Show Answer & Explanation
Correct Answer: AExplanation:'switchport trunk allowed vlan 10,20,30' restricts the trunk to carry only VLANs 10, 20, and 30. By default, a trunk allows all VLANs (1-4094). 'switchport access vlan' is for access ports. 'switchport trunk native vlan' sets the native VLAN (only one). 'vlan 10,20,30' creates VLANs in the database.
- Question 21Network Access
In RSTP (802.1w), which port role replaces the non-designated port role from classic STP?
Show Answer & Explanation
Correct Answer: BExplanation:RSTP introduces the alternate port role, which provides a backup path to the root bridge and replaces the non-designated blocking port from STP.
Key Switching Concepts for CCNA
CCNA Switching Exam Tips
Ethernet Switching & VLANs questions in CCNA are typically scenario-based. Focus on service-level decision making aligned to official exam objectives. Priority concepts: switch, vlan, trunk, 802.1q, stp, rstp.
What CCNA Expects
- Anchor your answer in select the most practical, secure, and scalable answer for the stated scenario.
- Switching scenarios for CCNA are frequently mapped to Domain 1 (20%), Domain 2 (20%), so read the objective carefully before picking controls or architecture.

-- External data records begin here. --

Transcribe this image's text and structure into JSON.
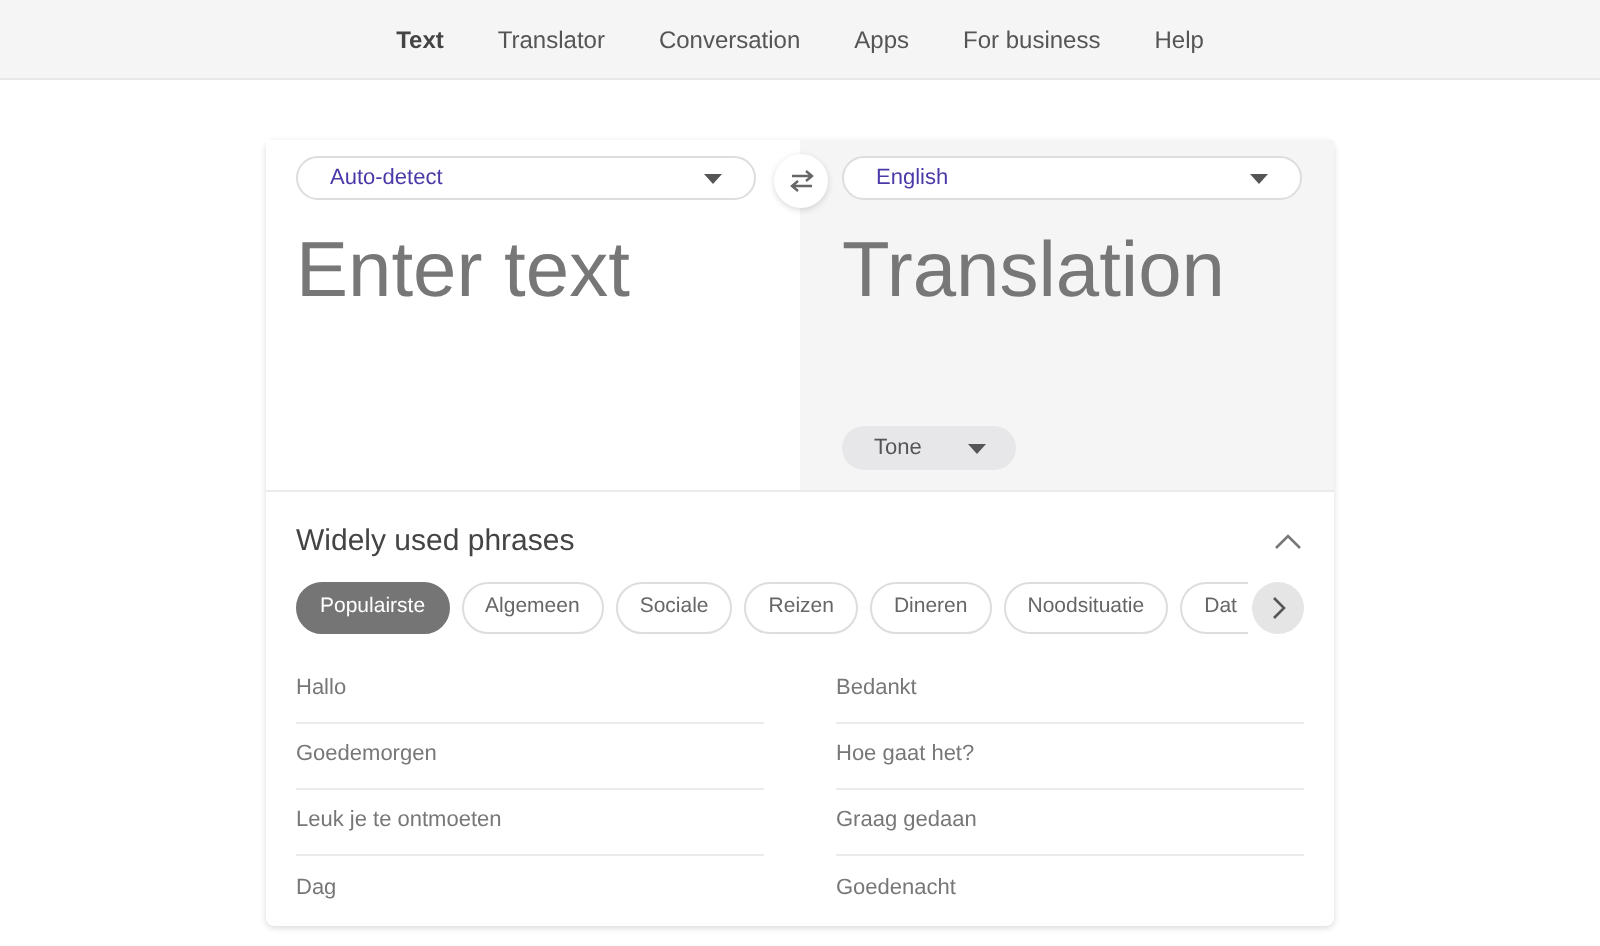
{
  "nav": [
    {
      "label": "Text",
      "selected": true
    },
    {
      "label": "Translator",
      "selected": false
    },
    {
      "label": "Conversation",
      "selected": false
    },
    {
      "label": "Apps",
      "selected": false
    },
    {
      "label": "For business",
      "selected": false
    },
    {
      "label": "Help",
      "selected": false
    }
  ],
  "source": {
    "language": "Auto-detect",
    "placeholder": "Enter text"
  },
  "target": {
    "language": "English",
    "placeholder": "Translation",
    "tone": "Tone"
  },
  "phrases": {
    "title": "Widely used phrases",
    "expanded": true,
    "categories": [
      {
        "label": "Populairste",
        "selected": true
      },
      {
        "label": "Algemeen",
        "selected": false
      },
      {
        "label": "Sociale",
        "selected": false
      },
      {
        "label": "Reizen",
        "selected": false
      },
      {
        "label": "Dineren",
        "selected": false
      },
      {
        "label": "Noodsituatie",
        "selected": false
      },
      {
        "label": "Dat",
        "selected": false
      }
    ],
    "columns": [
      [
        "Hallo",
        "Goedemorgen",
        "Leuk je te ontmoeten",
        "Dag"
      ],
      [
        "Bedankt",
        "Hoe gaat het?",
        "Graag gedaan",
        "Goedenacht"
      ]
    ]
  }
}
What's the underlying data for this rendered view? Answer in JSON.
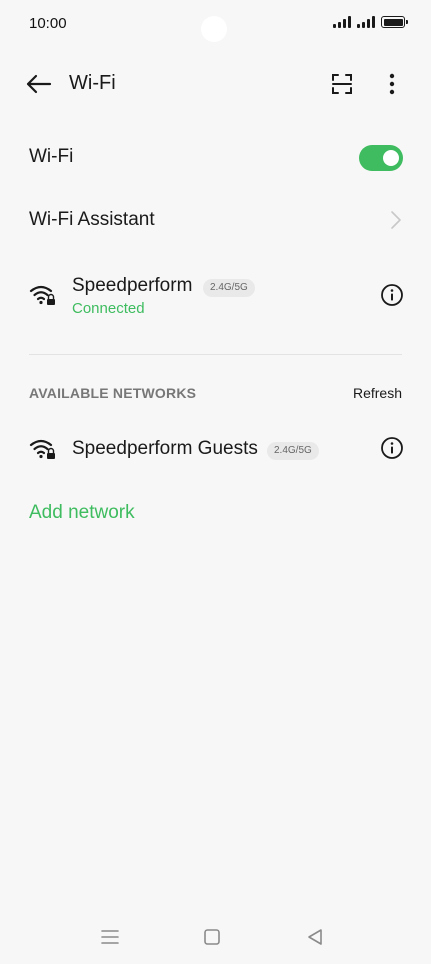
{
  "status_bar": {
    "time": "10:00",
    "icons": [
      "signal-icon",
      "signal-icon",
      "battery-icon"
    ]
  },
  "toolbar": {
    "title": "Wi-Fi",
    "icons": [
      "back-arrow-icon",
      "scan-qr-icon",
      "more-vert-icon"
    ]
  },
  "wifi_toggle": {
    "label": "Wi-Fi",
    "enabled": true,
    "accent": "#3ebc5f"
  },
  "wifi_assistant": {
    "label": "Wi-Fi Assistant"
  },
  "connected_network": {
    "name": "Speedperform",
    "band": "2.4G/5G",
    "status": "Connected"
  },
  "available": {
    "header": "AVAILABLE NETWORKS",
    "refresh_label": "Refresh",
    "networks": [
      {
        "name": "Speedperform Guests",
        "band": "2.4G/5G"
      }
    ]
  },
  "add_network_label": "Add network",
  "nav_bar": {
    "icons": [
      "menu-icon",
      "home-icon",
      "back-triangle-icon"
    ]
  }
}
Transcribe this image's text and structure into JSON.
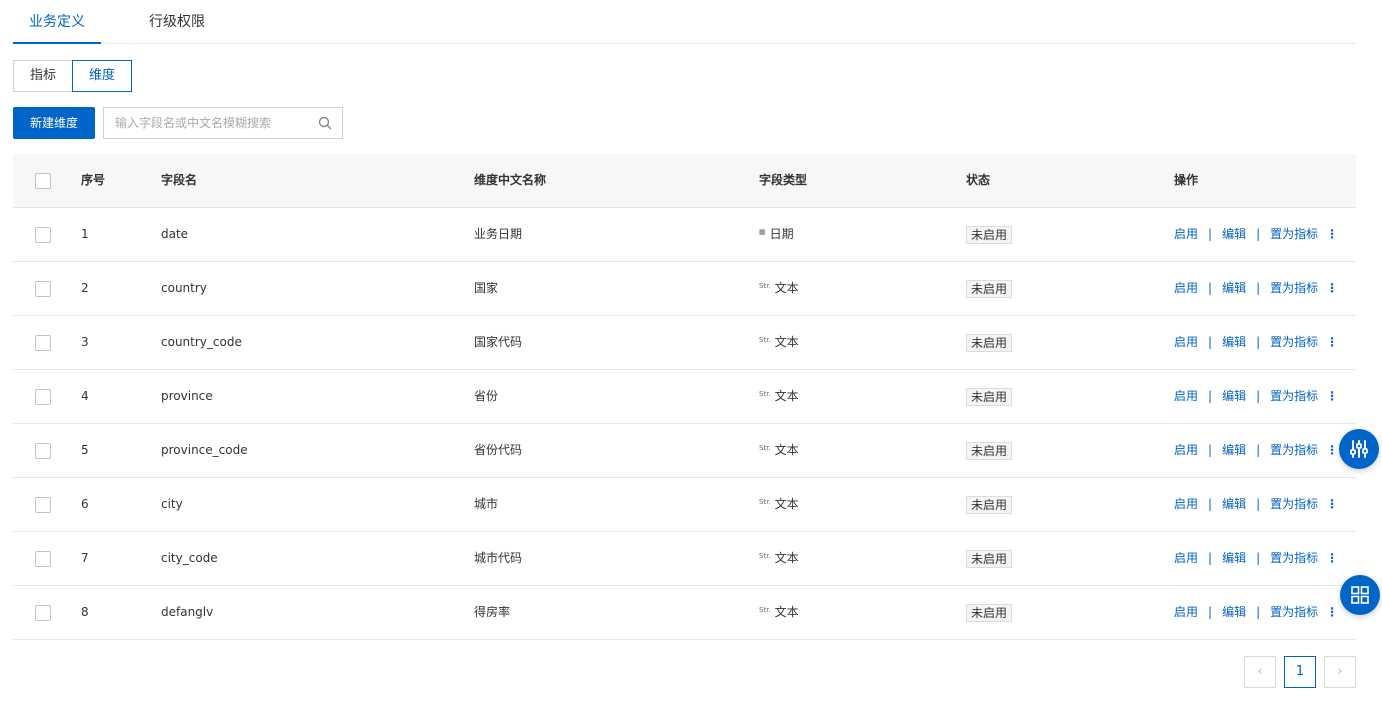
{
  "tabs": [
    {
      "label": "业务定义",
      "active": true
    },
    {
      "label": "行级权限",
      "active": false
    }
  ],
  "segments": [
    {
      "label": "指标",
      "active": false
    },
    {
      "label": "维度",
      "active": true
    }
  ],
  "toolbar": {
    "new_button": "新建维度",
    "search_placeholder": "输入字段名或中文名模糊搜索"
  },
  "table": {
    "headers": {
      "index": "序号",
      "field": "字段名",
      "cn_name": "维度中文名称",
      "type": "字段类型",
      "status": "状态",
      "ops": "操作"
    },
    "rows": [
      {
        "index": "1",
        "field": "date",
        "cn_name": "业务日期",
        "type_icon": "▦",
        "type": "日期",
        "status": "未启用"
      },
      {
        "index": "2",
        "field": "country",
        "cn_name": "国家",
        "type_icon": "Str.",
        "type": "文本",
        "status": "未启用"
      },
      {
        "index": "3",
        "field": "country_code",
        "cn_name": "国家代码",
        "type_icon": "Str.",
        "type": "文本",
        "status": "未启用"
      },
      {
        "index": "4",
        "field": "province",
        "cn_name": "省份",
        "type_icon": "Str.",
        "type": "文本",
        "status": "未启用"
      },
      {
        "index": "5",
        "field": "province_code",
        "cn_name": "省份代码",
        "type_icon": "Str.",
        "type": "文本",
        "status": "未启用"
      },
      {
        "index": "6",
        "field": "city",
        "cn_name": "城市",
        "type_icon": "Str.",
        "type": "文本",
        "status": "未启用"
      },
      {
        "index": "7",
        "field": "city_code",
        "cn_name": "城市代码",
        "type_icon": "Str.",
        "type": "文本",
        "status": "未启用"
      },
      {
        "index": "8",
        "field": "defanglv",
        "cn_name": "得房率",
        "type_icon": "Str.",
        "type": "文本",
        "status": "未启用"
      }
    ],
    "actions": {
      "enable": "启用",
      "edit": "编辑",
      "set_metric": "置为指标",
      "separator": "|",
      "more": "⋮"
    }
  },
  "pagination": {
    "prev": "‹",
    "current": "1",
    "next": "›"
  },
  "colors": {
    "accent": "#0064c8",
    "border": "#e5e5e5",
    "header_bg": "#f7f7f7"
  },
  "icons": {
    "search": "search-icon",
    "fab_top": "sliders-icon",
    "fab_bottom": "grid-icon"
  }
}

- Expect multi-service scenarios where Switching interacts with IAM, networking, storage, or observability patterns rather than appearing as an isolated service question.
- When two options are both technically valid, prefer the choice that best aligns with the exam's operational scope (Associate) and managed-service best practices.
High-Value Switching Concepts
- Know the core Switching building blocks cold: switch, vlan, trunk, 802.1q.
- Review the edge-case features and limits for stp, rstp; these details are commonly used to differentiate answer choices.
- Practice service-integration reasoning: how Switching pairs with Network Fundamentals, Inter-VLAN Routing, STP in real deployment patterns.
- For CCNA, explain why the chosen Switching design meets reliability, security, and cost expectations better than the alternatives.
Common CCNA Traps
- Watch for answers that partially solve the requirement but miss operational constraints.
- Questions in Network Fundamentals often include distractors that look correct for Switching but violate least-privilege, durability, or availability requirements.
- Avoid picking options purely by feature name; validate data path, failure handling, and governance impact before answering.
- If the prompt hints at automation or repeatability, eliminate manual-only operational answers first.
Fast Review Checklist
- Can you compare at least two Switching implementation paths and justify which one best fits the scenario?
- Can you map the chosen answer back to Network Fundamentals (20%) outcomes for CCNA?
- Can you explain security and access boundaries for Switching without relying on default-open assumptions?
- Can you describe how Switching integrates with Network Fundamentals and Inter-VLAN Routing during failure, scaling, and monitoring events?